Se suponía que habíamos salido de la etapa de las fábulas. El mundo lleva más de dos siglos en la nueva Era de la Ilustración, dos siglos de descubrimiento científico y creación de instrumentos matemáticos y estadísticos, una nueva etapa que parecía ofrecer la posibilidad de un ordenamiento humano más productivo y menos autoritario. Durante milenios, el principal instrumento para ordenar y encauzar a la humanidad había sido la historia, disciplina entendida como una colección de fábulas supernaturales y humanas, cargadas de mandamientos sutiles o más directos, que servían para el necesario acorralamiento de una humanidad moldeada durante milenios para la vida familiar o tribal, en comunidades, naciones y religiones. Así lo entendió Voltaire. ¿Y quién mejor para captar ese mensaje que Napoleón, quien definió la historia como “un conjunto de mentiras acordadas”?
Pero Voltaire y Napoleón hablaban de un mundo que ya terminaba. El nuevo horizonte traía ciencia, educación masiva, y una historia menos manipulativa, que sería instrumento, más bien, para liberar al individuo y defendernos de los Napoleones. Años después, George Orwell y Aldous Huxley se rieron de esa ilusión, Orwell con su novela “1984″, y Huxley con “Un mundo feliz”, pero sus voces –que hoy resultan extraordinariamente preclaras– terminaron ahogadas por una ola global científica y democratizante, y de gobiernos que empoderaban sustancialmente al individuo.
En el nuevo contexto actual, de multiplicada presencia y valoración de la ciencia, ¿cómo ha sido la evolución de nuestra historiografía? El punto de partida en nuestro caso es el de un país que, por su variada, larga, y dramática historia ha sido particularmente rica para la creación de fábulas y nuestra historia precolombina dependía mayormente de las fábulas de los incas, una literatura que sin duda encajaba con la definición de Voltaire y Napoleón. Pero una colección reciente editada por el BCR ha recogido un magnífico conjunto de nuevos y recientes descubrimientos que escapan de las fuentes fabularias originales y descansan en gran parte en un variado conjunto de descubrimientos arqueológicos y de variadas lógicas geográficas y antropológicas. De igual manera, la historia económica desde la conquista se viene desarrollando en base a un gran número de fuentes registrales, y que van modificando o reemplazando las interpretaciones originales de alto contenido de fábula, con interpretaciones enriquecidas por el trabajo científico de varias disciplinas.

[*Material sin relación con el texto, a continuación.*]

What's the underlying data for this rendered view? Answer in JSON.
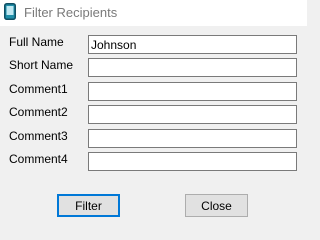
{
  "window": {
    "title": "Filter Recipients",
    "icon": "phone-icon"
  },
  "form": {
    "fields": [
      {
        "label": "Full Name",
        "value": "Johnson"
      },
      {
        "label": "Short Name",
        "value": ""
      },
      {
        "label": "Comment1",
        "value": ""
      },
      {
        "label": "Comment2",
        "value": ""
      },
      {
        "label": "Comment3",
        "value": ""
      },
      {
        "label": "Comment4",
        "value": ""
      }
    ]
  },
  "buttons": {
    "filter": "Filter",
    "close": "Close"
  },
  "colors": {
    "accent": "#0078d7",
    "icon": "#1e8ea8"
  }
}
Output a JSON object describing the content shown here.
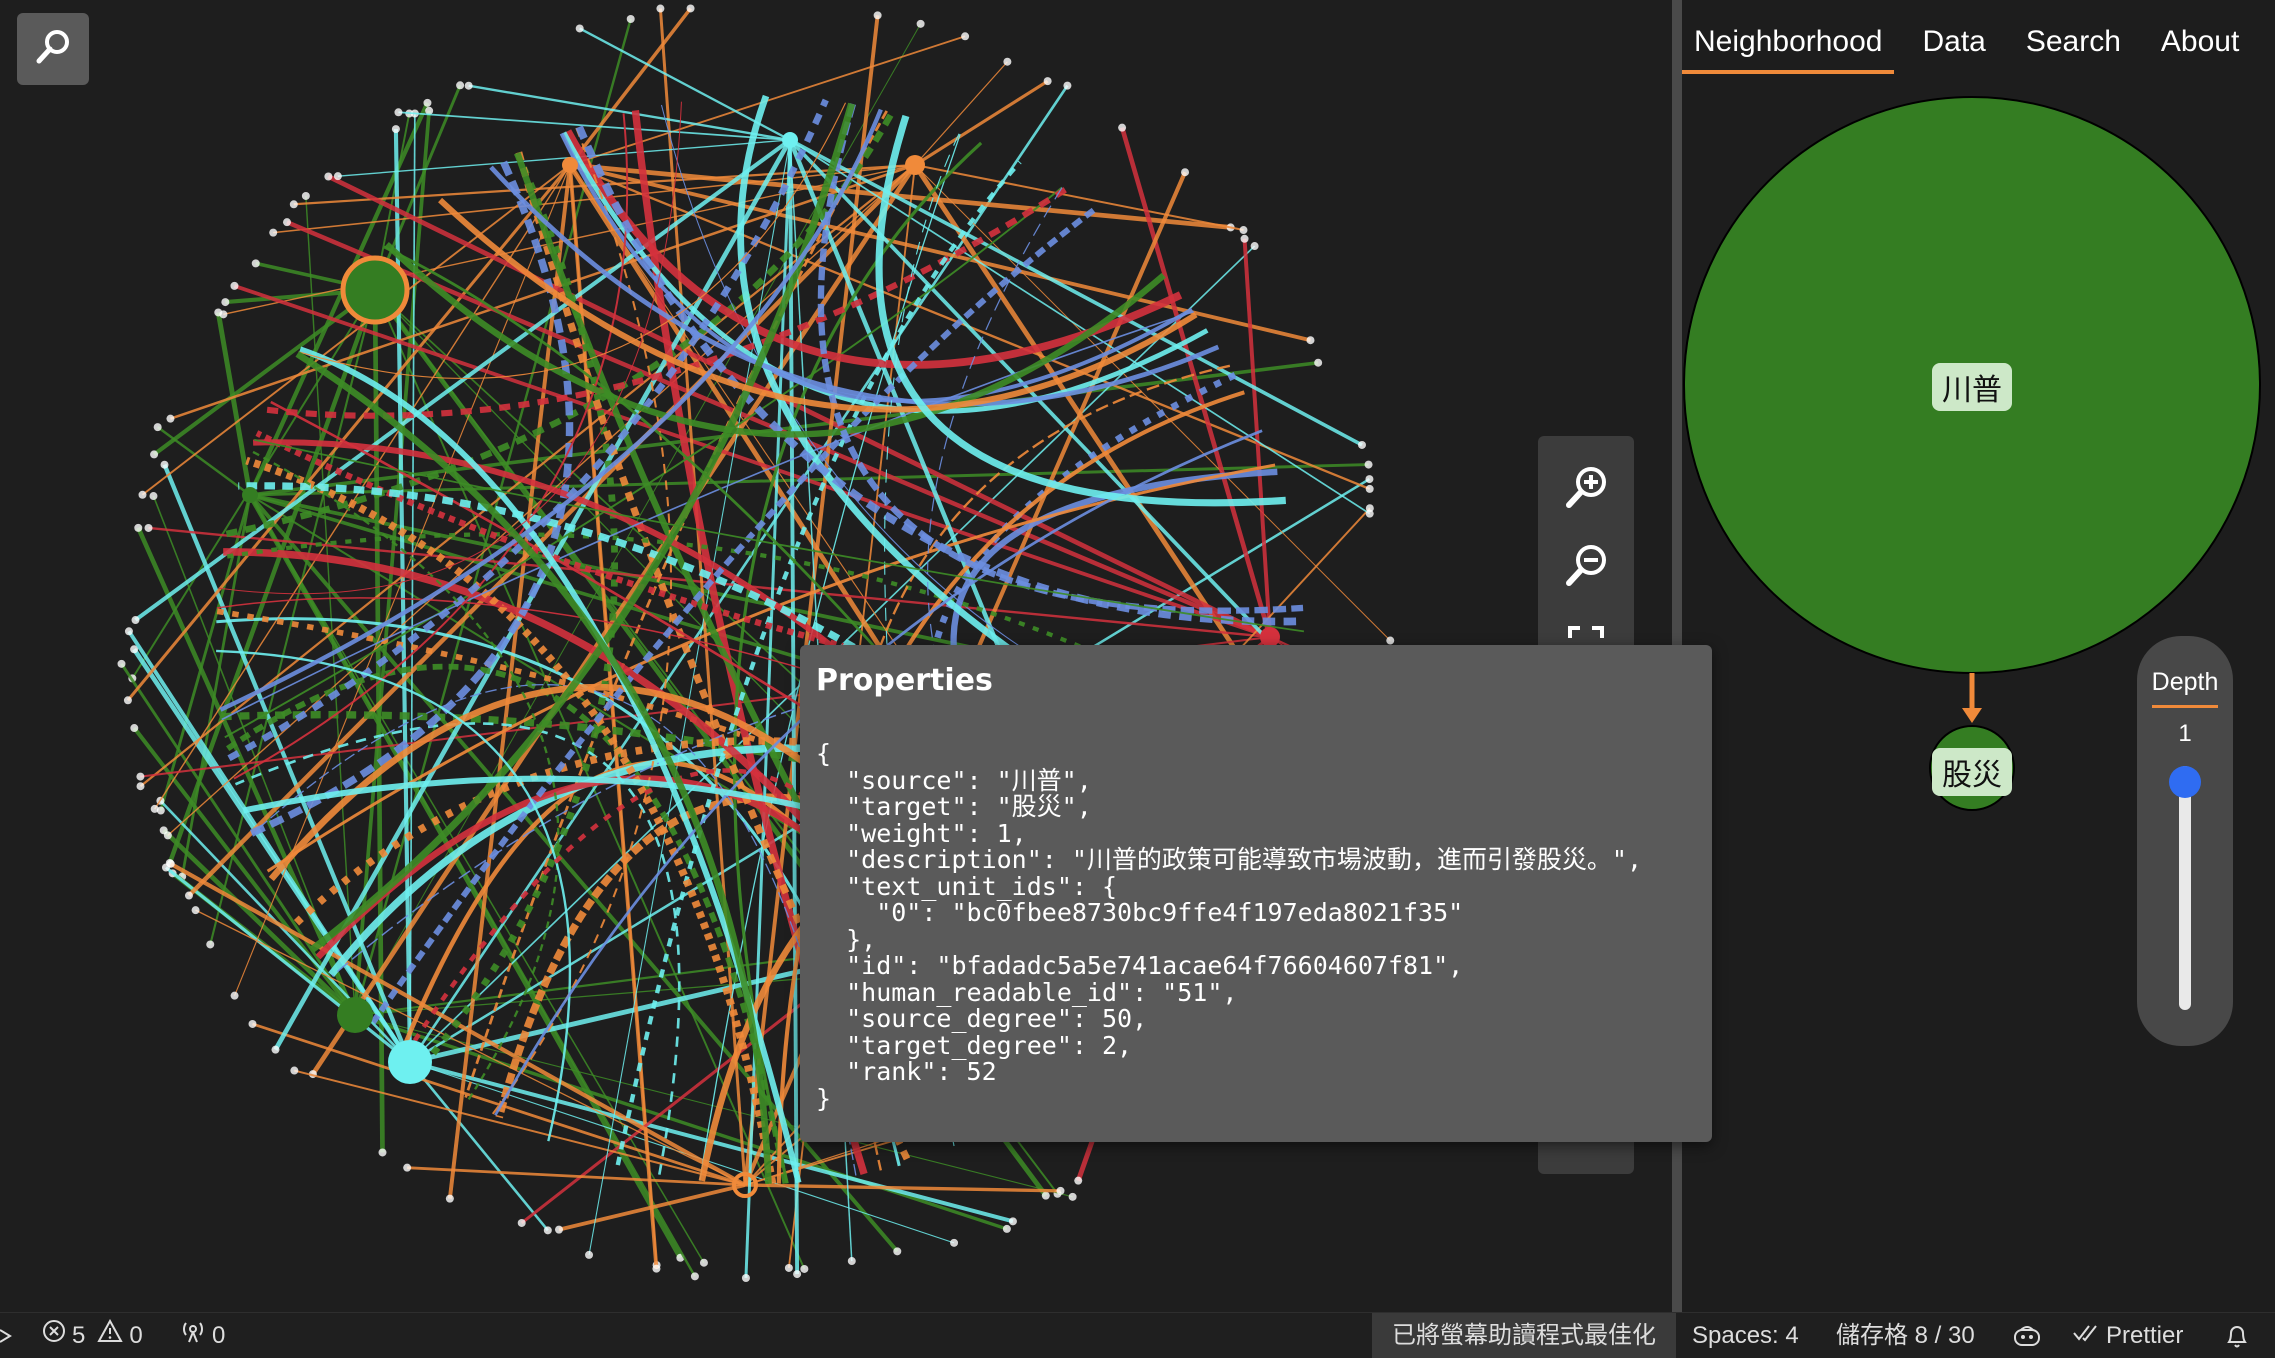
{
  "toolbar": {
    "search_icon": "search-icon"
  },
  "zoom": {
    "zoom_in_icon": "zoom-in-icon",
    "zoom_out_icon": "zoom-out-icon",
    "fit_icon": "fullscreen-icon"
  },
  "tabs": [
    {
      "label": "Neighborhood",
      "active": true
    },
    {
      "label": "Data",
      "active": false
    },
    {
      "label": "Search",
      "active": false
    },
    {
      "label": "About",
      "active": false
    }
  ],
  "neighborhood": {
    "source_node": "川普",
    "target_node": "股災",
    "node_color": "#347d22",
    "edge_color": "#f08a3a"
  },
  "depth": {
    "title": "Depth",
    "value": "1"
  },
  "properties": {
    "title": "Properties",
    "json_text": "{\n  \"source\": \"川普\",\n  \"target\": \"股災\",\n  \"weight\": 1,\n  \"description\": \"川普的政策可能導致市場波動，進而引發股災。\",\n  \"text_unit_ids\": {\n    \"0\": \"bc0fbee8730bc9ffe4f197eda8021f35\"\n  },\n  \"id\": \"bfadadc5a5e741acae64f76604607f81\",\n  \"human_readable_id\": \"51\",\n  \"source_degree\": 50,\n  \"target_degree\": 2,\n  \"rank\": 52\n}"
  },
  "statusbar": {
    "errors": "5",
    "warnings": "0",
    "ports": "0",
    "screen_reader": "已將螢幕助讀程式最佳化",
    "spaces": "Spaces: 4",
    "cell": "儲存格 8 / 30",
    "prettier": "Prettier"
  },
  "graph_colors": [
    "#3d8c26",
    "#f08a3a",
    "#6ef0f0",
    "#d4313d",
    "#6c8ee0",
    "#7a2fb0"
  ]
}
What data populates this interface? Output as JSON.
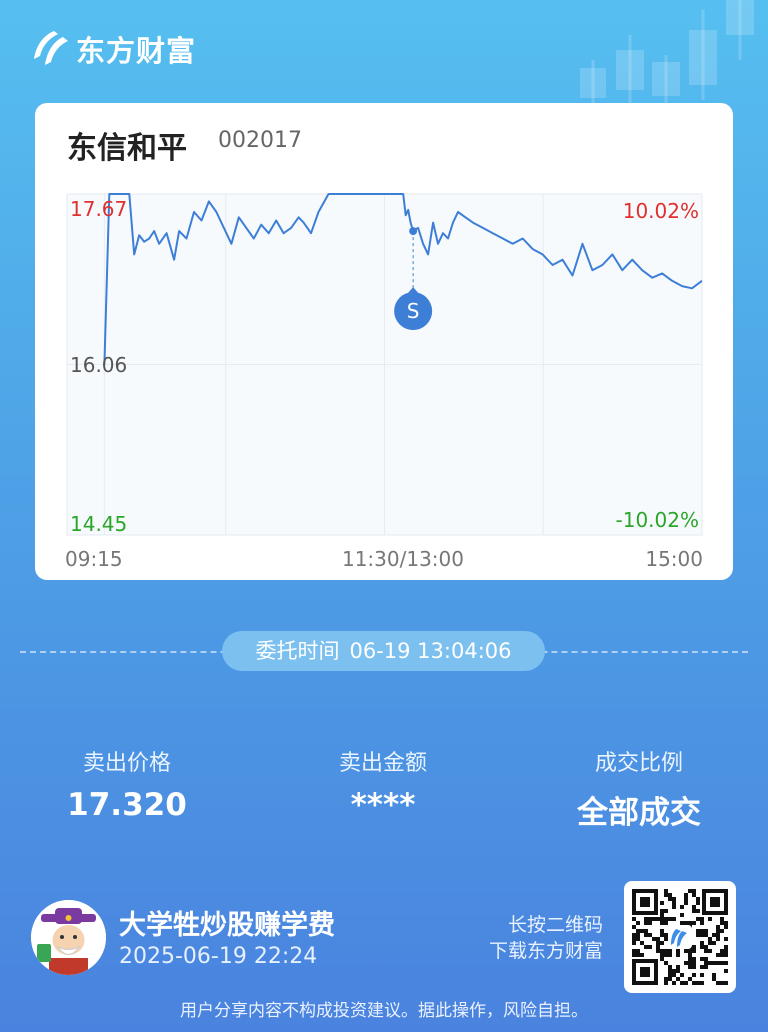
{
  "brand": {
    "name": "东方财富",
    "logo_icon": "flag-logo-icon"
  },
  "stock": {
    "name": "东信和平",
    "code": "002017"
  },
  "chart_data": {
    "type": "line",
    "title": "",
    "price_labels": {
      "high": "17.67",
      "mid": "16.06",
      "low": "14.45"
    },
    "pct_labels": {
      "high": "10.02%",
      "low": "-10.02%"
    },
    "x_ticks": [
      "09:15",
      "11:30/13:00",
      "15:00"
    ],
    "ylim": [
      14.45,
      17.67
    ],
    "marker": {
      "label": "S",
      "time": "13:04",
      "price": 17.32,
      "color": "#3d7fd6"
    },
    "series": [
      {
        "color": "#3d7fd6",
        "x": [
          "09:30",
          "09:32",
          "09:35",
          "09:37",
          "09:40",
          "09:42",
          "09:44",
          "09:46",
          "09:48",
          "09:50",
          "09:52",
          "09:55",
          "09:58",
          "10:00",
          "10:03",
          "10:06",
          "10:09",
          "10:12",
          "10:15",
          "10:18",
          "10:21",
          "10:24",
          "10:27",
          "10:30",
          "10:33",
          "10:36",
          "10:39",
          "10:42",
          "10:45",
          "10:48",
          "10:50",
          "10:53",
          "10:56",
          "11:00",
          "11:10",
          "11:20",
          "11:30",
          "13:00",
          "13:01",
          "13:02",
          "13:03",
          "13:04",
          "13:06",
          "13:08",
          "13:10",
          "13:12",
          "13:14",
          "13:16",
          "13:18",
          "13:20",
          "13:22",
          "13:25",
          "13:28",
          "13:32",
          "13:36",
          "13:40",
          "13:44",
          "13:48",
          "13:52",
          "13:56",
          "14:00",
          "14:04",
          "14:08",
          "14:12",
          "14:16",
          "14:20",
          "14:24",
          "14:28",
          "14:32",
          "14:36",
          "14:40",
          "14:44",
          "14:48",
          "14:52",
          "14:56",
          "15:00"
        ],
        "values": [
          16.06,
          17.67,
          17.67,
          17.67,
          17.67,
          17.1,
          17.28,
          17.22,
          17.25,
          17.32,
          17.2,
          17.3,
          17.05,
          17.32,
          17.25,
          17.5,
          17.42,
          17.6,
          17.5,
          17.35,
          17.2,
          17.45,
          17.35,
          17.25,
          17.38,
          17.3,
          17.42,
          17.3,
          17.35,
          17.45,
          17.4,
          17.3,
          17.5,
          17.67,
          17.67,
          17.67,
          17.67,
          17.67,
          17.47,
          17.52,
          17.4,
          17.32,
          17.35,
          17.2,
          17.1,
          17.4,
          17.2,
          17.3,
          17.25,
          17.4,
          17.5,
          17.45,
          17.4,
          17.35,
          17.3,
          17.25,
          17.2,
          17.25,
          17.15,
          17.1,
          17.0,
          17.05,
          16.9,
          17.2,
          16.95,
          17.0,
          17.1,
          16.95,
          17.05,
          16.95,
          16.88,
          16.92,
          16.85,
          16.8,
          16.78,
          16.85
        ]
      }
    ]
  },
  "order": {
    "label": "委托时间",
    "value": "06-19 13:04:06"
  },
  "stats": [
    {
      "label": "卖出价格",
      "value": "17.320"
    },
    {
      "label": "卖出金额",
      "value": "****"
    },
    {
      "label": "成交比例",
      "value": "全部成交"
    }
  ],
  "user": {
    "name": "大学牲炒股赚学费",
    "datetime": "2025-06-19 22:24"
  },
  "qr_hint": {
    "line1": "长按二维码",
    "line2": "下载东方财富"
  },
  "disclaimer": "用户分享内容不构成投资建议。据此操作，风险自担。",
  "colors": {
    "up": "#e0302e",
    "down": "#2aa62a",
    "line": "#3d7fd6"
  }
}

Sin embargo, a pesar del avance hacia una historia más científica y menos manipulativa, la fuerza de las fábulas sigue siendo alta. Un ejemplo anecdótico es la figura del Perú de Antonio Raimondi –un mendigo sentado en un banco de oro– que sigue siendo parte del curricular escolar a pesar de la conclusión fuertemente documentada del sociólogo Giovanni Bonfiglio, descartando la autoría de Raimondi de dicha frase. Lo lamentable no es tanto la atribución a Raimondi sino el muy debatible mensaje. Otro ejemplo es la insistente atribución de un fuerte comunitarismo a la población rural, caricatura que se presta para el debate político, pero que obvia las grandes diferencias económicas y de poder que han caracterizado a cada pequeña población o comunidad, incluso aumentando durante el último siglo.
Pero la fábula que quizás más consecuencias ha tenido, y que más obviamente niega una realidad documentada, se refiere a la supuesta extrema concentración de tierras agrícolas antes de la reforma agraria. Se trata de una “verdad” casi imposible de erradicar a pesar de la sólida evidencia de los censos realizados en 1961 y en 1972, cuyos datos fueron analizados y publicados primero por la comisión internacional CIDA, entidad que asesoro al Gobierno Peruano durante los años sesenta, y luego por el economista agrario José María Caballero. La fuerte inclinación de izquierda política de Caballero no le impidió publicar datos que mostraban que la verdadera participación de las haciendas grandes, de más de 500 hectáreas, no era el 80% del área agrícola sino de solo el 20% cuando se tomaba en cuenta la gigantesca diferencia productiva entre una hectárea de tierra de cultivo y una hectárea de pasto. Las haciendas eran dueñas de grandes extensiones de pastos de bajísimo valor productivo. Como esa, la historia que recibimos en colegios sigue teniendo un fuerte contenido de fábula.